Die Berberaffen sind los

Aus dem Tierpark Niederfischbach sind die Berberaffen ausgebrochen.  archivfoto: ruth

nb Im Kesselbachtal sind die Affen los – um genauer zu sein: die Berberaffen. Wahrscheinlich ganz früh am Dienstagmorgen sind sie aus dem Tierpark Niederfischbach ausgebrochen.

Am Montagabend war nach Arbeiten die Gehegetür versehentlich nicht verschlossen worden. Ein Missgeschick, das die intelligenten Tiere alsbald bemerkten – und ausnutzten. Als einer der Tierpfleger dann am Dienstagmorgen gegen 9 Uhr seinen Dienst antrat, sah er einen der Affen auf einem Baum sitzen. Aber eben nicht im Park, sondern außerhalb.
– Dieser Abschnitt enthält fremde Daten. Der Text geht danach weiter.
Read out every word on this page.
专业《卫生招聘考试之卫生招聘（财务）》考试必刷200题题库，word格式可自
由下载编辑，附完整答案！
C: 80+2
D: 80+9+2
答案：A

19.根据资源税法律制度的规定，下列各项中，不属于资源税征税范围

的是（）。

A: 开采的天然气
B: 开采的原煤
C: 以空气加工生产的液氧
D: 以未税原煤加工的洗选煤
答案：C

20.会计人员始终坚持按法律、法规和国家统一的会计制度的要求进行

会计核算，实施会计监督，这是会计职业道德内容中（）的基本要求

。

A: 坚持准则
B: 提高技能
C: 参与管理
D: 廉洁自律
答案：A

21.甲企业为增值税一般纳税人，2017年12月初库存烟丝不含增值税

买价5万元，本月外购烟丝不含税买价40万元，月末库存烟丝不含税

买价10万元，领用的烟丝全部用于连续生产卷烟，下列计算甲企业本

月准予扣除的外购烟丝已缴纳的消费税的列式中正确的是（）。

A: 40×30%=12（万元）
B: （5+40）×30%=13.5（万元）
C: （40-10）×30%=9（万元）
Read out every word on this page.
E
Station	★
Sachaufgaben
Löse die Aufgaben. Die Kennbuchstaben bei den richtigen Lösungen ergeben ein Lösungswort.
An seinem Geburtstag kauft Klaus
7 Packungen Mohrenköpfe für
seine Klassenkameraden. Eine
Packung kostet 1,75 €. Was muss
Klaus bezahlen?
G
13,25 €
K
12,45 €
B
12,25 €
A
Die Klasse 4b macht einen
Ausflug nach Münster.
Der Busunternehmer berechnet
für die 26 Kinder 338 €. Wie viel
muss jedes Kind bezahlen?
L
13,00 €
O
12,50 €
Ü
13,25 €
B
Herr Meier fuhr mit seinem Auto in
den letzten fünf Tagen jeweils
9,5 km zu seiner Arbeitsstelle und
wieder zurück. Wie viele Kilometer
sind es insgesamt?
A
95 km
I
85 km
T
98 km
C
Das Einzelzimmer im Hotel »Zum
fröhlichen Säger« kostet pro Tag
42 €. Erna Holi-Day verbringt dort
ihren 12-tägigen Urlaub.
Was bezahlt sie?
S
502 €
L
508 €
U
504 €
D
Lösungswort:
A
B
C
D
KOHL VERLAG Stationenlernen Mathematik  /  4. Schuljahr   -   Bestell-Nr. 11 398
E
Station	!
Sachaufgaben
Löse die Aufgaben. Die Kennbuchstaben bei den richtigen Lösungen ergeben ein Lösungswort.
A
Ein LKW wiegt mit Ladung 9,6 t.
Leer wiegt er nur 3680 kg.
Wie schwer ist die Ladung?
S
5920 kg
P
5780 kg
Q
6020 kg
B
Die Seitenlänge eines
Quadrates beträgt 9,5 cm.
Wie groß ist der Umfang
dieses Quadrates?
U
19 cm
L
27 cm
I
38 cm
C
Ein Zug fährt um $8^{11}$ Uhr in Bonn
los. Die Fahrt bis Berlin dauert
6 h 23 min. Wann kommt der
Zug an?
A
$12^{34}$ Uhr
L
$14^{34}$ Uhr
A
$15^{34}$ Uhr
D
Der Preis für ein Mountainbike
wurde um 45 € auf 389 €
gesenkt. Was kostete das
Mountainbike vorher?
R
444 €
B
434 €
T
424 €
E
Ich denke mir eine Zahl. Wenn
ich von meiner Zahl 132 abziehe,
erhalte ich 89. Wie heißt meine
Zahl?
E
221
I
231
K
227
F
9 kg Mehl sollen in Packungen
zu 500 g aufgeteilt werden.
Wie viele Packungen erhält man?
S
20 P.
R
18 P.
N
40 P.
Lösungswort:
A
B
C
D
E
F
Peter Merzhäuser, Pressesprecher des Tierparkvereins, zeigte sich im Gespräch mit der SZ dennoch „tiefenentspannt“ – anders als im Fall der ausgebrochenen Luchsdame Marie. Merzhäuser rechnet damit, dass die Sache positiv ausgeht und die Affen sich schnell wieder im Tierpark einfinden: „Ich bin da guter Dinge.“

Denn, wie auch Tierpflegerin Sarah Horstmann erklärt: Berberaffen sind reviertreu, werden also in der Nähe des Tierparks bleiben. Zudem, so Merzhäuser, spielt dem Park die Jahreszeit ins Blatt. Noch ist das Büfett in freier Wildbahn nicht wirklich üppig gedeckt und bald dürften die Affenmägen knurren. Und das Weibchen und die zwei kastrierten Männchen, alle stammen aus dem Affen- und Vogelpark Eckenhagen, wissen, wo sie dann was zu beißen bekommen.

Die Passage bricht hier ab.